Молодой офицер повернул к нему голову. Его взгляд, сперва пустой, сфокусировался на поляке. В нем не было злобы, скорее… недоумение.
— Зачем? — переспросил лейтенант, и в его голосе, несмотря на усталость, прозвучала та же интонация, что и в словах его царя, когда тот говорил о Румянцеве. — Вы спрашиваете — зачем? А кто, по-вашему, будет защищать вашу свободу?
Поляк моргнул, явно не ожидая такого ответа.
— Свободу? Какую свободу? Мы… мы…
— Вашу свободу, пан, — перебил его Григорий, выпрямляясь. В его глазах загорелся огонек — не жестокости, но убежденности. — Свободу от панов, что сосали соки из народа, что продали вашу землю чужеземцам. Свободу от пруссаков, что точат зубы на ваши земли, от прочих врагов, что только и ждут момента, чтобы снова накинуть на вас ярмо. Как вы думаете, кто вас защитит? Ваш по-глупому погибший король? Ваша szlachta? Нет, пан! Только вы сами! Народ!
Он посмотрел на толпу, затем снова на поляка. Лицо его стало серьезным.
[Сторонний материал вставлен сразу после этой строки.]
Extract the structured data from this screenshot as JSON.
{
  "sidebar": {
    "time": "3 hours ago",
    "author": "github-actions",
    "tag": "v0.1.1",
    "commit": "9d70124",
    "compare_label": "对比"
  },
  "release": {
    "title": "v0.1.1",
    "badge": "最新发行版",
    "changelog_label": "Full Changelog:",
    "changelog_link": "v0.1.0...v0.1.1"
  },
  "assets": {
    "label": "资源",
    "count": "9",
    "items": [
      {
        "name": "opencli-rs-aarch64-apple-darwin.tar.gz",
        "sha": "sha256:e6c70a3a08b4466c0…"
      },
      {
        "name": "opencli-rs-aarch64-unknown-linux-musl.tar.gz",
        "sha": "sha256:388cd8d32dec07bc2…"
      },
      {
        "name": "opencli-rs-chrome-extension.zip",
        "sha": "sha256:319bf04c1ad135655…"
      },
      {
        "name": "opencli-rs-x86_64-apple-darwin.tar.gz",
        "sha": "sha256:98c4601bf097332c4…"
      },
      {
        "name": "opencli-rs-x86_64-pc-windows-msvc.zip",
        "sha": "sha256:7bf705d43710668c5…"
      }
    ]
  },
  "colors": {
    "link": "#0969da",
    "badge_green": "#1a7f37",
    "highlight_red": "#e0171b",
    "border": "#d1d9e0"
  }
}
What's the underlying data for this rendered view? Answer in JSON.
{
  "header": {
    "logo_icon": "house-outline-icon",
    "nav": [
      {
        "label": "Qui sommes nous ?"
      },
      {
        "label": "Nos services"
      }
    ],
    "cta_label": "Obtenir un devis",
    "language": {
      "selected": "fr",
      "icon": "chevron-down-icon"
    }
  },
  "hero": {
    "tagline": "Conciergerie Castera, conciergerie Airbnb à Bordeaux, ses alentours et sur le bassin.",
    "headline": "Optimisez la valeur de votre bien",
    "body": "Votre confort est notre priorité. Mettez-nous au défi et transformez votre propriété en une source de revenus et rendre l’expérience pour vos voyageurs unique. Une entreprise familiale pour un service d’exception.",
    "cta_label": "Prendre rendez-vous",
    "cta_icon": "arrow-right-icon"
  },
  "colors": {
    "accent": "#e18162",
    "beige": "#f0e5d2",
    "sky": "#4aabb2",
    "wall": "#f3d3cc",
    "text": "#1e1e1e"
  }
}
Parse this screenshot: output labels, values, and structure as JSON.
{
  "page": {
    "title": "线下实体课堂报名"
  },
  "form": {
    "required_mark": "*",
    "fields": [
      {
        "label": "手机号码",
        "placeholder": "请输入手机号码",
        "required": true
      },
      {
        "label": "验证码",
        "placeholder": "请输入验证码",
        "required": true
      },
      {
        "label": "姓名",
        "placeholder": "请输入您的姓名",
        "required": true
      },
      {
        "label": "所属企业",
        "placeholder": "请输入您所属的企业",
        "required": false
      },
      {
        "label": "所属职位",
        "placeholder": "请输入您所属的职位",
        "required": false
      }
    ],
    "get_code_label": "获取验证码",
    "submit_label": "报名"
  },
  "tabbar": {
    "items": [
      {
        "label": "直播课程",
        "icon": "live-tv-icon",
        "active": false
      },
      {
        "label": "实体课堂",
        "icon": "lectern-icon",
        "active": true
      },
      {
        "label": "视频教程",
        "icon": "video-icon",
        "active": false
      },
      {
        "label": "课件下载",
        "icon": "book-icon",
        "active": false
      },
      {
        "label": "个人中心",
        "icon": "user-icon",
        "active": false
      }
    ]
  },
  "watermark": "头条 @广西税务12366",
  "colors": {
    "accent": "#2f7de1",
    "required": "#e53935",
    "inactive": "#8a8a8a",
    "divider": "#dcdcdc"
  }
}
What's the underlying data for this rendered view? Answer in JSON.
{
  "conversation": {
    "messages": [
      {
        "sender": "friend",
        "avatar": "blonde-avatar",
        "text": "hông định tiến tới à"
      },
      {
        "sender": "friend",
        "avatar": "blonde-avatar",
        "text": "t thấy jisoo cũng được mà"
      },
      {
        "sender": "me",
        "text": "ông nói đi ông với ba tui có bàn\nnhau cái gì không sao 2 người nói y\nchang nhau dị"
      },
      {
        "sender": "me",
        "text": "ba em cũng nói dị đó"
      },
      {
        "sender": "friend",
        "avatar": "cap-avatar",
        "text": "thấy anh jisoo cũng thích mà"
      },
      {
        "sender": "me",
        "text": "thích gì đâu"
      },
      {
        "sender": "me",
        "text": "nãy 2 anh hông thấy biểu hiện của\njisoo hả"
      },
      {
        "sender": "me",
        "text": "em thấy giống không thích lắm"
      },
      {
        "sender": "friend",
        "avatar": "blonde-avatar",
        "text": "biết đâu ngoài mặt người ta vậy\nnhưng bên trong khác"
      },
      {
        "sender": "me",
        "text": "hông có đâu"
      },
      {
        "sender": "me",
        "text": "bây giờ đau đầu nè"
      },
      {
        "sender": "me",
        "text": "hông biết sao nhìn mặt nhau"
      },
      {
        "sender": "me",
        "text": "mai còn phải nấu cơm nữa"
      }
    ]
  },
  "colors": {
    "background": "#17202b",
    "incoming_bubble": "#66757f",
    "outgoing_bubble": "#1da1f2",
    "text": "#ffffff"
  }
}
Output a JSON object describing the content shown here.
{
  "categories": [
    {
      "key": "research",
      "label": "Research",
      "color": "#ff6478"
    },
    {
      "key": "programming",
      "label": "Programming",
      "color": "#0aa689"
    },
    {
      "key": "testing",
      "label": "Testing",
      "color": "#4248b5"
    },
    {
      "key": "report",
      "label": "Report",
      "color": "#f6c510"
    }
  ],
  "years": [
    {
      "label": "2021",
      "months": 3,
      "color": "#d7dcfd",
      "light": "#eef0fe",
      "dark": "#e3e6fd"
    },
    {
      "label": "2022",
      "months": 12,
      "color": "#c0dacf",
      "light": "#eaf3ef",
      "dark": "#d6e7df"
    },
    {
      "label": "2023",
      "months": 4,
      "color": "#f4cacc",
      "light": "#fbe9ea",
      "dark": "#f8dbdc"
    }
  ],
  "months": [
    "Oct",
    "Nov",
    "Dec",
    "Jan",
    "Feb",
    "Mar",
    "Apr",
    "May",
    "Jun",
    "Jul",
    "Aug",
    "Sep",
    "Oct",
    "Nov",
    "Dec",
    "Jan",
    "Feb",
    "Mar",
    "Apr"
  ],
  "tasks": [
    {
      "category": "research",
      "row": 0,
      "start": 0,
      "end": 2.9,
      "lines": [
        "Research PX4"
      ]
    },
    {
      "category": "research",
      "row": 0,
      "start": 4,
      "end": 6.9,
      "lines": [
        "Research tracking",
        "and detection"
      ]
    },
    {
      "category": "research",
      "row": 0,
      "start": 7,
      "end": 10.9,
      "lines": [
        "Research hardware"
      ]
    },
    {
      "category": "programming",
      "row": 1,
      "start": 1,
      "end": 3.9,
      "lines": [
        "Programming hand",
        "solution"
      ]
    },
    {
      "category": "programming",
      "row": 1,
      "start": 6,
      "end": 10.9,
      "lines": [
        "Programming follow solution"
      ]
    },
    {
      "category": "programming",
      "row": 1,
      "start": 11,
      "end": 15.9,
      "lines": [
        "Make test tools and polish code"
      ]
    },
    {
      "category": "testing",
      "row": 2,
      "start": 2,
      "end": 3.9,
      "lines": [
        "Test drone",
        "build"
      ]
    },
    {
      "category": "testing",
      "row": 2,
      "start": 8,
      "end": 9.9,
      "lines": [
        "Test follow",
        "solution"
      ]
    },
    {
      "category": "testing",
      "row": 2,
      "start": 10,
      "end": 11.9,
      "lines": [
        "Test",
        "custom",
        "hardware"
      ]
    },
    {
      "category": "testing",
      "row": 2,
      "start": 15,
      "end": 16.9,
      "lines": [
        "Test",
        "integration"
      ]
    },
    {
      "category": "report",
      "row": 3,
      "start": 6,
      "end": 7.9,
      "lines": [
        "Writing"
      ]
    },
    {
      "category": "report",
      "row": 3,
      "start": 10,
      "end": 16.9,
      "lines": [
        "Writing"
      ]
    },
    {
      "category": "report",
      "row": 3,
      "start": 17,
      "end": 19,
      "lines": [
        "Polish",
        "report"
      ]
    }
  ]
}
— Государь наш, Пётр Федорович, несет свободу всем народам. Всем, кто хочет скинуть вековое рабство. Но свободу эту надо уметь защитить! От тех, кто захочет её отнять! А таких врагов немало. И пруссаки — они сожгли ваш пригород Прагу. Знаете сколько там погибло людей?
Офицер шагнул к нему ближе. Голос его стал чуть тише, но стал еще более убедительным.
— Вы вот спрашиваете, зачем? А затем, пан, что пришло время и вам взяться за ружье! Встать в строй! Защитить свой дом, свою семью, свою землю! Защитить свою новообретенную либертэ! Теперь вы не подданные продажных панов, а свободные граждане новой державы, что чтит волю народную!
Он слегка улыбнулся — усталой, но искренней улыбкой.
— Поздравляю вас, пан. И всех этих людей. С сегодняшнего дня вы не безгласное быдло, а доблестные солдаты Второго Варшавского пехотного полка Народной Армии!
Лейтенант отвернулся, оставив поляка стоять в полном оцепенении. Унтер-офицер бесцеремонно подтолкнул седого мужчину к формирующимся рядам.
— Иди, пан, иди. Слышал? Солдат теперь! Герой!
Варшавянин поплёлся к своим новым товарищам по несчастью, к толпе, которая уже начинала перешептываться, постепенно осознавая смысл услышанного.
(1) Согласно «Физиологии вкуса» А. Брилья-Саварена (1826 г.), «супное мясо», то есть отварное, едят рутинеры, рассеянные, нетерпеливые и обжоры, а «профессора» застолий провозгласили как непреложную истину: «супное мясо есть мясо без мясного сока» и потому подавать его к столу некомильфо. Уже к концу XVIII века оно исчезло из меню аристократических застолий. Упомянув закуски перед десертом, мы не ошиблись. Если верить Жан-Луи Фландрену, закуски в виде нарезанного холодного мяса, горячих овощей и прочего, были последними, что выдавала кухня во время парадного обеда.